Carolina Tesi Rocha, MD, Stanford University, Aravindhan Veerapandiyan, MD, Arkansas Children’s Hospital, University of Arkansas for Medical Sciences, Little Rock, Arkansas, US, Susan T. Iannaccone, MD, UT Southwestern, Nancy Kuntz, MD, Ann & Robert H. Lurie Children's Hospital of Chicago, amy harper, MD, VCU Health, Nidal Boulos, PhD, REGENXBIO, Catherine Wilson, DPT, MSPH, REGENXBIO, Inc., Elisa Tsao, PhD, REGENXBIO, Inc., Michelle Gilmor, PhD, REGENXBIO, Stacey Curtiss, PharmD, REGENXBIO, Hiren Patel, PhD, REGENXBIO, Inc., Michele Fiscella, PhD, REGENXBIO, Inc., Olivier Danos, PhD, REGENXBIO Inc., Steve Pakola, MD, REGENXBIO, Inc., Jahannaz Dastgir, DO, Regenxbio

OBJECTIVE
Determine the safety, tolerability, and efficacy of RGX-202, an investigational, one-time AAV gene therapy designed to deliver an optimized microdystrophin gene to boys with Duchenne.

BACKGROUND
Duchenne is a severe, progressive, degenerative muscle disease caused by mutations in the DMD gene encoding dystrophin, leading to muscle degeneration and weakness with loss of movement, required pulmonary and cardiac support, and premature death.
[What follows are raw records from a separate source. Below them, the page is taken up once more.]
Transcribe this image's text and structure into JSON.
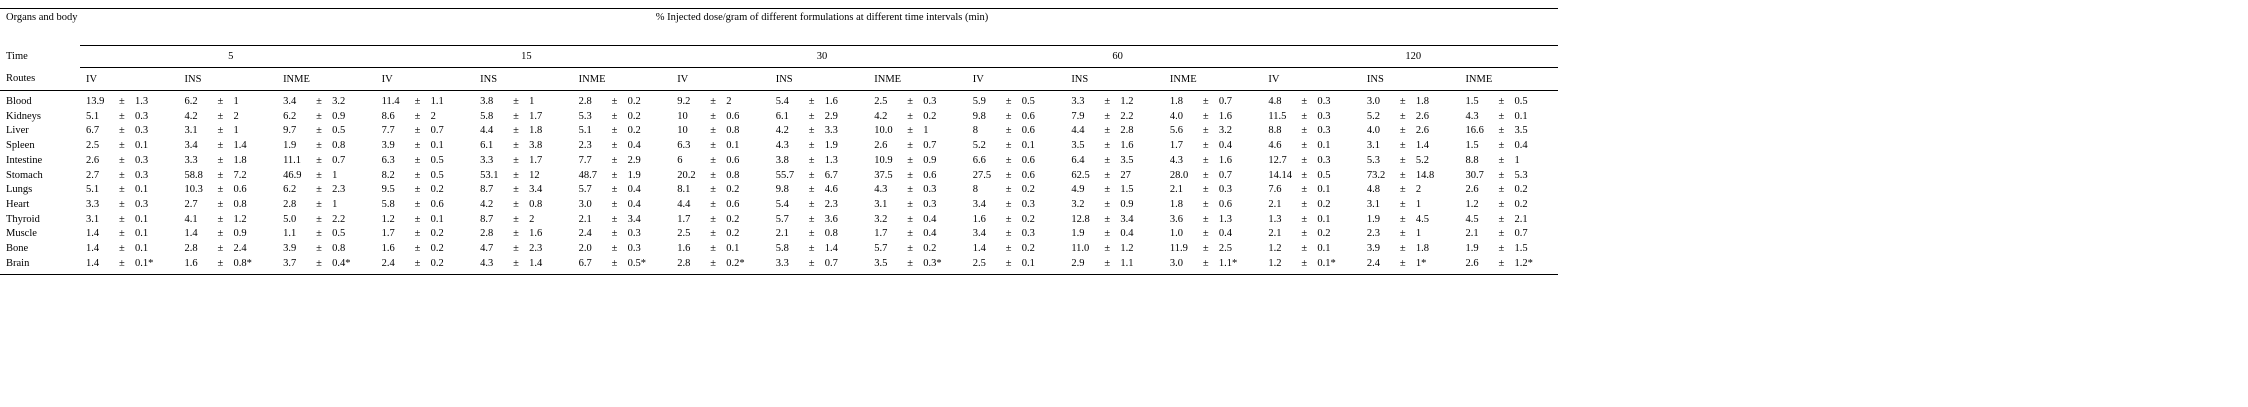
{
  "header": {
    "organs": "Organs and body fluids",
    "title": "% Injected dose/gram of different formulations at different time intervals (min)",
    "time": "Time",
    "routes_label": "Routes"
  },
  "times": [
    "5",
    "15",
    "30",
    "60",
    "120"
  ],
  "routes": [
    "IV",
    "INS",
    "INME"
  ],
  "pm": "±",
  "table": {
    "rows": [
      {
        "organ": "Blood",
        "cells": [
          [
            "13.9",
            "1.3"
          ],
          [
            "6.2",
            "1"
          ],
          [
            "3.4",
            "3.2"
          ],
          [
            "11.4",
            "1.1"
          ],
          [
            "3.8",
            "1"
          ],
          [
            "2.8",
            "0.2"
          ],
          [
            "9.2",
            "2"
          ],
          [
            "5.4",
            "1.6"
          ],
          [
            "2.5",
            "0.3"
          ],
          [
            "5.9",
            "0.5"
          ],
          [
            "3.3",
            "1.2"
          ],
          [
            "1.8",
            "0.7"
          ],
          [
            "4.8",
            "0.3"
          ],
          [
            "3.0",
            "1.8"
          ],
          [
            "1.5",
            "0.5"
          ]
        ]
      },
      {
        "organ": "Kidneys",
        "cells": [
          [
            "5.1",
            "0.3"
          ],
          [
            "4.2",
            "2"
          ],
          [
            "6.2",
            "0.9"
          ],
          [
            "8.6",
            "2"
          ],
          [
            "5.8",
            "1.7"
          ],
          [
            "5.3",
            "0.2"
          ],
          [
            "10",
            "0.6"
          ],
          [
            "6.1",
            "2.9"
          ],
          [
            "4.2",
            "0.2"
          ],
          [
            "9.8",
            "0.6"
          ],
          [
            "7.9",
            "2.2"
          ],
          [
            "4.0",
            "1.6"
          ],
          [
            "11.5",
            "0.3"
          ],
          [
            "5.2",
            "2.6"
          ],
          [
            "4.3",
            "0.1"
          ]
        ]
      },
      {
        "organ": "Liver",
        "cells": [
          [
            "6.7",
            "0.3"
          ],
          [
            "3.1",
            "1"
          ],
          [
            "9.7",
            "0.5"
          ],
          [
            "7.7",
            "0.7"
          ],
          [
            "4.4",
            "1.8"
          ],
          [
            "5.1",
            "0.2"
          ],
          [
            "10",
            "0.8"
          ],
          [
            "4.2",
            "3.3"
          ],
          [
            "10.0",
            "1"
          ],
          [
            "8",
            "0.6"
          ],
          [
            "4.4",
            "2.8"
          ],
          [
            "5.6",
            "3.2"
          ],
          [
            "8.8",
            "0.3"
          ],
          [
            "4.0",
            "2.6"
          ],
          [
            "16.6",
            "3.5"
          ]
        ]
      },
      {
        "organ": "Spleen",
        "cells": [
          [
            "2.5",
            "0.1"
          ],
          [
            "3.4",
            "1.4"
          ],
          [
            "1.9",
            "0.8"
          ],
          [
            "3.9",
            "0.1"
          ],
          [
            "6.1",
            "3.8"
          ],
          [
            "2.3",
            "0.4"
          ],
          [
            "6.3",
            "0.1"
          ],
          [
            "4.3",
            "1.9"
          ],
          [
            "2.6",
            "0.7"
          ],
          [
            "5.2",
            "0.1"
          ],
          [
            "3.5",
            "1.6"
          ],
          [
            "1.7",
            "0.4"
          ],
          [
            "4.6",
            "0.1"
          ],
          [
            "3.1",
            "1.4"
          ],
          [
            "1.5",
            "0.4"
          ]
        ]
      },
      {
        "organ": "Intestine",
        "cells": [
          [
            "2.6",
            "0.3"
          ],
          [
            "3.3",
            "1.8"
          ],
          [
            "11.1",
            "0.7"
          ],
          [
            "6.3",
            "0.5"
          ],
          [
            "3.3",
            "1.7"
          ],
          [
            "7.7",
            "2.9"
          ],
          [
            "6",
            "0.6"
          ],
          [
            "3.8",
            "1.3"
          ],
          [
            "10.9",
            "0.9"
          ],
          [
            "6.6",
            "0.6"
          ],
          [
            "6.4",
            "3.5"
          ],
          [
            "4.3",
            "1.6"
          ],
          [
            "12.7",
            "0.3"
          ],
          [
            "5.3",
            "5.2"
          ],
          [
            "8.8",
            "1"
          ]
        ]
      },
      {
        "organ": "Stomach",
        "cells": [
          [
            "2.7",
            "0.3"
          ],
          [
            "58.8",
            "7.2"
          ],
          [
            "46.9",
            "1"
          ],
          [
            "8.2",
            "0.5"
          ],
          [
            "53.1",
            "12"
          ],
          [
            "48.7",
            "1.9"
          ],
          [
            "20.2",
            "0.8"
          ],
          [
            "55.7",
            "6.7"
          ],
          [
            "37.5",
            "0.6"
          ],
          [
            "27.5",
            "0.6"
          ],
          [
            "62.5",
            "27"
          ],
          [
            "28.0",
            "0.7"
          ],
          [
            "14.14",
            "0.5"
          ],
          [
            "73.2",
            "14.8"
          ],
          [
            "30.7",
            "5.3"
          ]
        ]
      },
      {
        "organ": "Lungs",
        "cells": [
          [
            "5.1",
            "0.1"
          ],
          [
            "10.3",
            "0.6"
          ],
          [
            "6.2",
            "2.3"
          ],
          [
            "9.5",
            "0.2"
          ],
          [
            "8.7",
            "3.4"
          ],
          [
            "5.7",
            "0.4"
          ],
          [
            "8.1",
            "0.2"
          ],
          [
            "9.8",
            "4.6"
          ],
          [
            "4.3",
            "0.3"
          ],
          [
            "8",
            "0.2"
          ],
          [
            "4.9",
            "1.5"
          ],
          [
            "2.1",
            "0.3"
          ],
          [
            "7.6",
            "0.1"
          ],
          [
            "4.8",
            "2"
          ],
          [
            "2.6",
            "0.2"
          ]
        ]
      },
      {
        "organ": "Heart",
        "cells": [
          [
            "3.3",
            "0.3"
          ],
          [
            "2.7",
            "0.8"
          ],
          [
            "2.8",
            "1"
          ],
          [
            "5.8",
            "0.6"
          ],
          [
            "4.2",
            "0.8"
          ],
          [
            "3.0",
            "0.4"
          ],
          [
            "4.4",
            "0.6"
          ],
          [
            "5.4",
            "2.3"
          ],
          [
            "3.1",
            "0.3"
          ],
          [
            "3.4",
            "0.3"
          ],
          [
            "3.2",
            "0.9"
          ],
          [
            "1.8",
            "0.6"
          ],
          [
            "2.1",
            "0.2"
          ],
          [
            "3.1",
            "1"
          ],
          [
            "1.2",
            "0.2"
          ]
        ]
      },
      {
        "organ": "Thyroid",
        "cells": [
          [
            "3.1",
            "0.1"
          ],
          [
            "4.1",
            "1.2"
          ],
          [
            "5.0",
            "2.2"
          ],
          [
            "1.2",
            "0.1"
          ],
          [
            "8.7",
            "2"
          ],
          [
            "2.1",
            "3.4"
          ],
          [
            "1.7",
            "0.2"
          ],
          [
            "5.7",
            "3.6"
          ],
          [
            "3.2",
            "0.4"
          ],
          [
            "1.6",
            "0.2"
          ],
          [
            "12.8",
            "3.4"
          ],
          [
            "3.6",
            "1.3"
          ],
          [
            "1.3",
            "0.1"
          ],
          [
            "1.9",
            "4.5"
          ],
          [
            "4.5",
            "2.1"
          ]
        ]
      },
      {
        "organ": "Muscle",
        "cells": [
          [
            "1.4",
            "0.1"
          ],
          [
            "1.4",
            "0.9"
          ],
          [
            "1.1",
            "0.5"
          ],
          [
            "1.7",
            "0.2"
          ],
          [
            "2.8",
            "1.6"
          ],
          [
            "2.4",
            "0.3"
          ],
          [
            "2.5",
            "0.2"
          ],
          [
            "2.1",
            "0.8"
          ],
          [
            "1.7",
            "0.4"
          ],
          [
            "3.4",
            "0.3"
          ],
          [
            "1.9",
            "0.4"
          ],
          [
            "1.0",
            "0.4"
          ],
          [
            "2.1",
            "0.2"
          ],
          [
            "2.3",
            "1"
          ],
          [
            "2.1",
            "0.7"
          ]
        ]
      },
      {
        "organ": "Bone",
        "cells": [
          [
            "1.4",
            "0.1"
          ],
          [
            "2.8",
            "2.4"
          ],
          [
            "3.9",
            "0.8"
          ],
          [
            "1.6",
            "0.2"
          ],
          [
            "4.7",
            "2.3"
          ],
          [
            "2.0",
            "0.3"
          ],
          [
            "1.6",
            "0.1"
          ],
          [
            "5.8",
            "1.4"
          ],
          [
            "5.7",
            "0.2"
          ],
          [
            "1.4",
            "0.2"
          ],
          [
            "11.0",
            "1.2"
          ],
          [
            "11.9",
            "2.5"
          ],
          [
            "1.2",
            "0.1"
          ],
          [
            "3.9",
            "1.8"
          ],
          [
            "1.9",
            "1.5"
          ]
        ]
      },
      {
        "organ": "Brain",
        "cells": [
          [
            "1.4",
            "0.1*"
          ],
          [
            "1.6",
            "0.8*"
          ],
          [
            "3.7",
            "0.4*"
          ],
          [
            "2.4",
            "0.2"
          ],
          [
            "4.3",
            "1.4"
          ],
          [
            "6.7",
            "0.5*"
          ],
          [
            "2.8",
            "0.2*"
          ],
          [
            "3.3",
            "0.7"
          ],
          [
            "3.5",
            "0.3*"
          ],
          [
            "2.5",
            "0.1"
          ],
          [
            "2.9",
            "1.1"
          ],
          [
            "3.0",
            "1.1*"
          ],
          [
            "1.2",
            "0.1*"
          ],
          [
            "2.4",
            "1*"
          ],
          [
            "2.6",
            "1.2*"
          ]
        ]
      }
    ]
  }
}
RGX-202 is the only gene therapy encoding a microdystrophin with the CT domain designed to improve function / preserve muscle health, delivered by the NAV® AAV8 vector, and manufactured using a process resulting in purity levels exceeding 80% full capsids.

DESIGN/METHODS
AFFINITY DUCHENNE® is a multicenter, open-label phase I/II/III trial of RGX-202 in ambulatory boys with Duchenne. The phase I/II portion (enrolled) included boys 1-11 years old at screening who received investigational RGX-202 at one of two dose levels [1×1014 (DL1) or 2×1014 (pivotal) genome copies/kg body weight]. The phase III/pivotal portion (enrolled) included boys over 1 year of age; confirmatory portion is currently enrolling boys over 1 year of age. AFFINITY DUCHENNE includes a novel, short-course immune modulation designed to address known safety risks associated with high-dose AAV gene therapy.

RESULTS
Phase I/II Interim Data (As of May 7, 2025): RGX-202 has been well tolerated with no SAEs or AESIs, including no liver injury (n=13). Biomarkers demonstrated consistent, robust transduction and microdystrophin expression greater than 10% compared to normal control [10.4% to 83.4% at DL1 (n = 3); 20.8% to 122.3% at pivotal (n=9)]. Furthermore, the motor function outcome measures of pivotal dose participants exceeded comparisons at 12 months via matched natural history external controls, cTAP predicted outcome, and MCID (n = 4).

CONCLUSIONS
At both dose levels, investigational RGX-202 has been well tolerated; in addition, robust RGX-202 microdystrophin expression and functional improvement were observed up to 12 months post-administration in boys 1-12 years old with Duchenne.